Gene expression in canine atopic dermatitis and correlation with clinical severity scores

Abstract

Background

Canine atopic dermatitis (cAD) is a common condition in dogs that may be a naturally occurring model for human atopic dermatitis (hAD). Despite this, comparative research is limited, particularly into the genetic background of cAD.

Objectives

• Measure candidate gene expression in cAD skin using quantitative real time PCR (qPCR)

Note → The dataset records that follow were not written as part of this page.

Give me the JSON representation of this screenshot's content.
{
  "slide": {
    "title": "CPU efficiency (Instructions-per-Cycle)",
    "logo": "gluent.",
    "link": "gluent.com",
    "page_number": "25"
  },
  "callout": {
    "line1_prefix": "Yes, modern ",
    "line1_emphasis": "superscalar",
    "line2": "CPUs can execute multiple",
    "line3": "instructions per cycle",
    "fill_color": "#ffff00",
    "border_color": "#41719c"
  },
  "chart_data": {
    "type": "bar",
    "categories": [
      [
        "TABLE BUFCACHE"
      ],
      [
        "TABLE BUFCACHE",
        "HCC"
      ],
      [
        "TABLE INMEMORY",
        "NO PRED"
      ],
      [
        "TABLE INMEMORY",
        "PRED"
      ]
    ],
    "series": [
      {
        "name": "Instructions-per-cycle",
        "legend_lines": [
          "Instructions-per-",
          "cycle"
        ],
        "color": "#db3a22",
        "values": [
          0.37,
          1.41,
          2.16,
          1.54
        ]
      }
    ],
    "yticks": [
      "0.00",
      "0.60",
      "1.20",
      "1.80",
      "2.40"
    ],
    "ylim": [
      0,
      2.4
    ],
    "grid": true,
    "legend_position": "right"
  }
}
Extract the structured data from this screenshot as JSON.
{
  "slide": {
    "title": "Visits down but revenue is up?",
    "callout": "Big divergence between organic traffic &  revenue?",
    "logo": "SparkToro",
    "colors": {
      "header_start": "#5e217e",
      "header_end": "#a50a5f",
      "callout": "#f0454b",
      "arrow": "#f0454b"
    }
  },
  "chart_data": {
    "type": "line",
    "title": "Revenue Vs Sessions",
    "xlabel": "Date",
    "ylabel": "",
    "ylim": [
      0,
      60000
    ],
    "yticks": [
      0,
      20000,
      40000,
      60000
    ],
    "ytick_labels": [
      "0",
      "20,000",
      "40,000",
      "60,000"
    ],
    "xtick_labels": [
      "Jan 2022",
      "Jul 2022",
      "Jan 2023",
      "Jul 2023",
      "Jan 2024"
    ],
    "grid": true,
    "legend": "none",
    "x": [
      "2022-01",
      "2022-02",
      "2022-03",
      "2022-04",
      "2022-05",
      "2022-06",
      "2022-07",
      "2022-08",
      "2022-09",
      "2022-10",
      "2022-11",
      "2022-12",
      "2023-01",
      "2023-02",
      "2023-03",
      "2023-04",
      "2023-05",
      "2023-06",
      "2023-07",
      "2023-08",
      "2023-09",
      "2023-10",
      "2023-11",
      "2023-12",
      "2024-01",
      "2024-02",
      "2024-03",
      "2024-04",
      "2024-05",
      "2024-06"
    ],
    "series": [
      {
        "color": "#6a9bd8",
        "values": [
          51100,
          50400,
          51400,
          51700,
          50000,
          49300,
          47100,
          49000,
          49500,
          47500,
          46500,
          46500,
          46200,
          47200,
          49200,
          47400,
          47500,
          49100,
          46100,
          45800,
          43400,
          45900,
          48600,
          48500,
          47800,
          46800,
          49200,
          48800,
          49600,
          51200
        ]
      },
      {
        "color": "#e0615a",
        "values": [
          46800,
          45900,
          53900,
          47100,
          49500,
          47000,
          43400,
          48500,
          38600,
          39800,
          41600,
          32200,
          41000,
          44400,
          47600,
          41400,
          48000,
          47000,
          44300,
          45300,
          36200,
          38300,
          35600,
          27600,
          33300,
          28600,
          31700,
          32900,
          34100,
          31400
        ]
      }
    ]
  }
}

• Correlate gene expression to clinical cAD scores (Canine Atopic Dermatitis Extent and Severity Index [CADESI]-03 and intradermal allergen test [IDT]).

Methods

mRNA was extracted from biopsies of non-lesional and lesional skin from atopic dogs, and healthy skin from non-atopic dogs. Gene expression was quantified using qPCR, and compared between non-lesional atopic, lesional atopic and healthy skin. Gene expression in atopic skin was correlated with clinical severity (CADESI-03) and the number of positive reactions on an IDT.

Results

Of the 20 quantified genes, 11 demonstrated statistically significant altered mRNA expression between atopic and healthy skin; dipeptidyl-peptidase-4 (DPP4), phosphatidylinositol-3,4,5-trisphosphate-5-phosphatase-2 (INPPL1), serine protease inhibitor kazal type-5 (SPINK5), sphingosine-1-phosphate lyase-1 (SGPL1), peroxisome proliferator-activated receptor gamma (PPARγ), S100 calcium-binding protein A8 (S100A8), Plakophilin-2 (PKP2), Periostin (POSTN), Cullin4A, TNF-α and metalloproteinase inhibitor-1 (TIMP-1). Three genes correlated with CADESI-03: serum amyloid A 1 (SAA-1), S100A8, and PKP2; and four with IDT results: mast cell protease I (CMA1), SAA-1, S100A8 and SPINK5.

Conclusion

Genes with altered expression included those relevant to skin barrier formation and immune function, suggesting both are relevant in the pathogenesis of AD. Many of these genes reflect the proposed pathogenesis in hAD, supporting the use of dogs as a model for hAD. Furthermore, these genes may be considered suitable targets for future genetic and protein function studies in human and canine AD.

Introduction

Canine atopic dermatitis (cAD) is a common condition that can be considered a naturally occurring, spontaneous model of human atopic dermatitis (hAD). There are many animal models which display clinical signs consistent with hAD but dogs are of particular interest as they share the same environment as humans, unlike the commonly used rodent models. The pathogenesis of the disease in both humans and dogs is strongly associated with immunological hyper-reactivity, although skin barrier function, microbial colonisation and infection may also have a role [1], [2]. The prevalence of AD over the last three decades has increased in both dogs [3] and humans [4], suggesting common environmental and/or genetic components.

Unlike most murine models cAD is not caused by a single gene defect, and, like hAD, is a polygenic disorder with complex inheritance and interactions with environmental influences. It is therefore a potential complex model for the human condition. Using dogs as a model to study of the genetic basis of AD is advantageous because dog breeds form genetically isolated populations in strong linkage disequilibrium [5]. Fewer genetic markers are required to identify an association with a given phenotype and smaller sample sizes can be used to find these associations compared to human genetic studies [6]. However, research into cAD has been limited to reporting cytokine and chemokine profile changes [7] until recently, when a message RNA (mRNA) expression microarray study was performed [8]. Similarities between dysregulated genes in hAD and cAD were identified, although the number and relevance of the genes tested were limited. In hAD, microarray and qPCR analysis of gene expression, linkage studies and candidate gene analyses have been used to identify causative or susceptibility alleles. These studies have implicated a large number of genes and regions [9]. Twelve genes with relevant epidermal or immune functions (Cystatin A [10], [11], CARD4 [12], P-selectin [13], [14], PKP2 [15], PPARγ [16], [17], SGPL1 [18], TNF-α [19], [9], Cadherin-13 [20], CMA1 [21], [22], DPP4 [23], SPINK5 [24], [25], SAA-1 [26]), were selected as potential candidate genes for AD. Eight further genes (ARTS-1, Cullin-4A, INPPL1, S100A8, POSTN, SCCA2, STAT2, TIMP-1) were selected using data from a canine mRNA expression microarray [8], showing that they were dysregulated in cAD.

The aim of this study was to quantify the expression of these candidate genes in lesional atopic, non-lesional atopic and healthy canine skin. Gene expression in atopic skin was also correlated with two clinical measures: the Canine Atopic Dermatitis and Severity Index (CADESI-03), which is similar to the human SCORAD index, and the number of positive reactions on intradermal testing (similar to prick tests in human patients) with individual allergens (IDT). Determining whether cAD and hAD share a similar genetic background will provide evidence that cAD is a suitable complex model for the human condition, and help identify novel target genes for further study of pathogenesis and intervention.